New York City, NY

NYC Manipulation in "That's What Frenemies Are For"

The Fiction Addiction
That's What Frenemies Are ForPhoto by(Cover art from the publisher)

In That's What Frenemies Are For, by Sophie Littlefield and Lauren Gershell,  upscale New York mommy Julia maintains her popularity and status by discovering designers, masterminding charity events, and winning the backhand compliments Olympics. But when her Hamptons home needs repairs, poor Julia is basically trapped in Manhattan for the whole summer, which is basically social exile from her wealthy mommy friends, and Julia needs to plot a dramatic comeback after this terrible tragedy.
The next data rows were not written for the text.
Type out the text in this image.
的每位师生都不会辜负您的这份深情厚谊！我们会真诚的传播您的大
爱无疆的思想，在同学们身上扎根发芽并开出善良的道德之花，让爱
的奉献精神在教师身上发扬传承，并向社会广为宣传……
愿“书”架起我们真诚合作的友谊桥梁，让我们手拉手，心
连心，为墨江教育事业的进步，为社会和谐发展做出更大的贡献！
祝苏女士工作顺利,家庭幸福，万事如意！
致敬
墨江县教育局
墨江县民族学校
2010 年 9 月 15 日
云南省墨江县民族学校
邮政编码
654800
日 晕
I love twisted friendship stories, and I loved the snarky put-downs and backhanded compliments in the mommy posse, and how much Julia really, really cared about maintaining social status amount her almost-friends. For most of the book, her worries are the hilarious non-problems of the very rich, which makes this such a fun read. Oh no! Her status has fallen so far, she's gonna be the volunteer coordinator instead of a co-chair at the next charity gala! True escapist fun, except for the one throwaway reference to a character's underpaid little non-career as an ESL teacher. Damn.

Julia wins a spin class -- AKA massively overpays for a donated gift card a charity evening. While Julia's sculpting her new body and setting up the spin instructor Tatum as her next great find to impress her friends, fresh-faced Midwestern Tatum has her own agenda. (What?!? People who aren't rich have thoughts too!?!?) This sets off an intense and fun social drama, full of backstabbing,  lies, and competitive mommy-ing, in an upscale, designer-everything setting.
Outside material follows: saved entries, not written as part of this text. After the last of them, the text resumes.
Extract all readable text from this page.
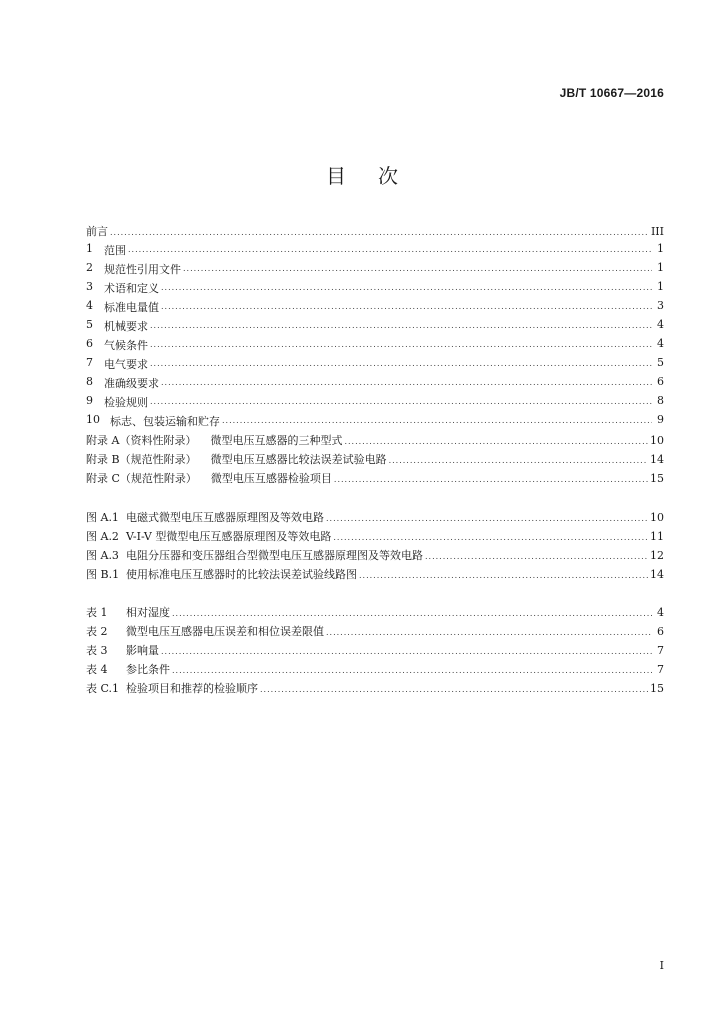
JB/T 10667—2016
目 次
前言 .....	III
1	范围 .....	1
2	规范性引用文件 .....	1
3	术语和定义 .....	1
4	标准电量值 .....	3
5	机械要求 .....	4
6	气候条件 .....	4
7	电气要求 .....	5
8	准确级要求 .....	6
9	检验规则 .....	8
10 标志、包装运输和贮存 .....	9
附录 A（资料性附录） 微型电压互感器的三种型式 .....	10
附录 B（规范性附录） 微型电压互感器比较法误差试验电路 .....	14
附录 C（规范性附录） 微型电压互感器检验项目 .....	15
图 A.1 电磁式微型电压互感器原理图及等效电路 .....	10
图 A.2 V-I-V 型微型电压互感器原理图及等效电路 .....	11
图 A.3 电阻分压器和变压器组合型微型电压互感器原理图及等效电路 .....	12
图 B.1 使用标准电压互感器时的比较法误差试验线路图 .....	14
表 1	相对湿度 .....	4
表 2	微型电压互感器电压误差和相位误差限值 .....	6
表 3	影响量 .....	7
表 4	参比条件 .....	7
表 C.1 检验项目和推荐的检验顺序 .....	15
I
These women are all pretending to be friends in their Hamptons summer homes and Insta captions, all while making backhanded quips and changing alliances. I couldn't stop reading about the social drama and competitions, which almost entirely obscure real disasters coming into Julia's life.

Recommended for fans of the Manhattan competition in Social Creature, or the competitive motherhood and social media style of Happy And You Know It.